Dile kolay tam 55 yıldır siyasetin içinde.

İlk olarak 1973’te yapılan genel seçimlerde milletvekili oldu.

10 kez milletvekili aday adaylığı başvurusu yaptı, 9 dönem milletvekili seçildi.

Partide en uzun genel başkanlık görevini yürüttü.

Başbakan yardımcılığı ve bakanlık yaptı.

Hepinizin tahmin ettiği gibi CHP’li Deniz Baykal’dan söz ediyorum.

Antalya’nın TBMM’de en uzun soluklu ismi olan Baykal ile ilk yakın temasım bundan iki ay kadar önce olmuştu.

İlk buluşmamız bende olumlu bir hava bırakmıştı.

Kendisine karşı önyargılarım olduğunu ve iyi tanımadığımı o gün anlamıştım.

Yaklaşık 3,5 saat süren görüşmemizde biz gazetecilerin her sorusuna net cevaplar vermişti.

Hatta bugüne kadar yanlış bilinen birçok konuya o gün açıklık getirdi.

O görüşmemizden sonra kendisiyle ilgili şöyle demiştim: “Türkiye siyasi tarihinde Deniz Baykal gerçeğini kimse inkar edemez. Siyasi birikimi, tecrübesi, devlet adamlığı kimliği tartışılmaz.”

Bugün de aynı görüşteyim. Hiç şüphesiz Türkiye’nin yetiştirdiği en güçlü siyasi kimlik. Bir kesim tarafından eleştirilse de O halen başvurulması gereken ve deneyimlerinden yararlanılan bir isim. Tıpkı genel seçimlerden hemen sonra olduğu gibi. 7 Haziran’da seçmen tek başına kimseye hükümeti kurma yetkisi vermedi. Dolayısıyla ya koalisyon olacak ya da erken seçim. Bu süre zarfında Türkiye’deki istikrarın bozulmaması için yetkili ve etkili isimlerin harekete geçmesi gerekirdi. O isimlerin başında da kuşkusuz Cumhurbaşkanı Recep Tayyip Erdoğan geliyor. Erdoğan da bu bilinçle hareket etti ve siyasi birikimine güvendiği Deniz Baykal ile görüşmek istedi. Baykal da Cumhurbaşkanı’ndan gelen davete ‘Evet’ dedi ve görüşme yapıldı. Bu görüşmeden sonra her kafadan bir ses çıktı. Kimileri CHP’yi bitirme operasyonu olarak bile gördü. Ancak tüm kaygıların yersiz olduğunu düşünüyorum.
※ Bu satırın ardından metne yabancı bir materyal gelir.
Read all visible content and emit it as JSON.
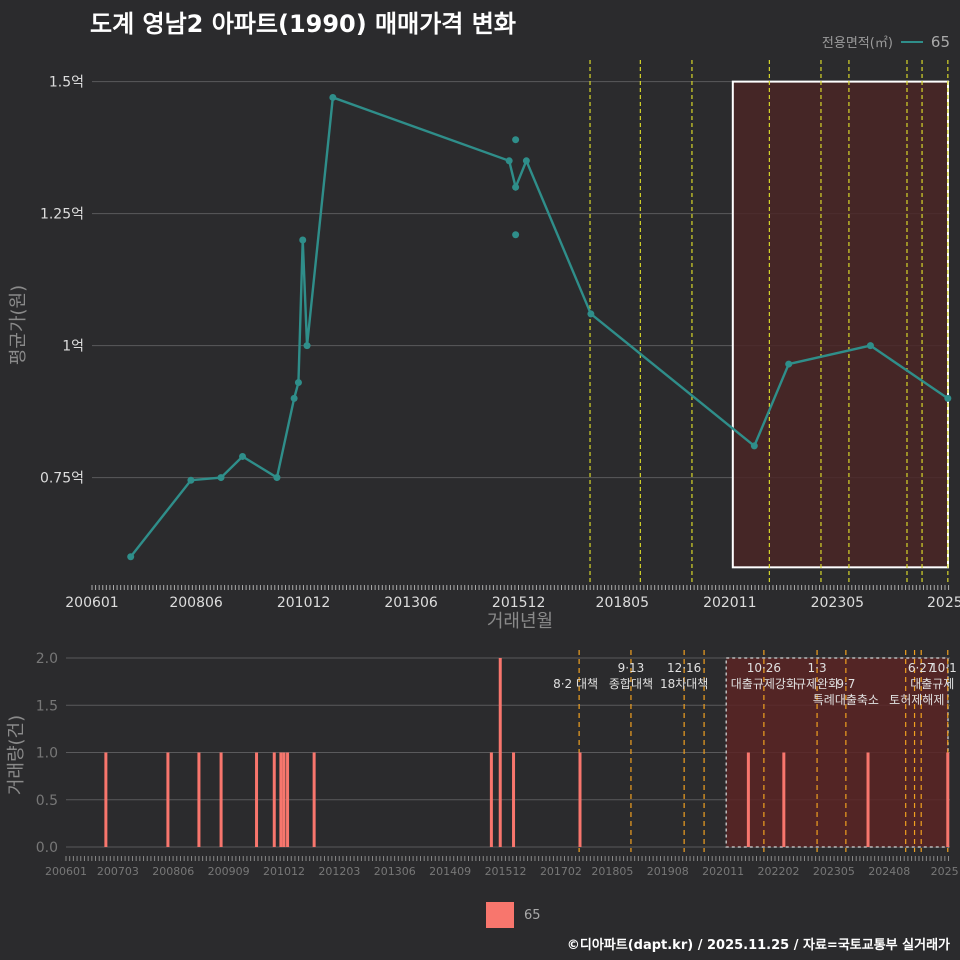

Yukarıda da ifade ettiğim gibi istikrarın bozulmaması için atılan bir adımdı. Bu adımı atan Cumhurbaşkanı Erdoğan da fikrine başvurulan Baykal da Türkiye’nin çıkarı için bir araya gelmiştir. Ve bence de son derece önemli bir görüşme yapılmıştır. Hatta bu görüşmelerin devam etmesi gerektiğini düşünüyorum.

Özetle, kimse Baykal’a Cumhurbaşkanı ile görüştü diye ‘Hain’ dememeli. ‘CHP’yi bitirme operasyonu’ hiç dememeli. Tamamen Türkiye’nin geleceği düşünülerek atılan bir adım olarak değerlendirilmeli diye düşünüyorum.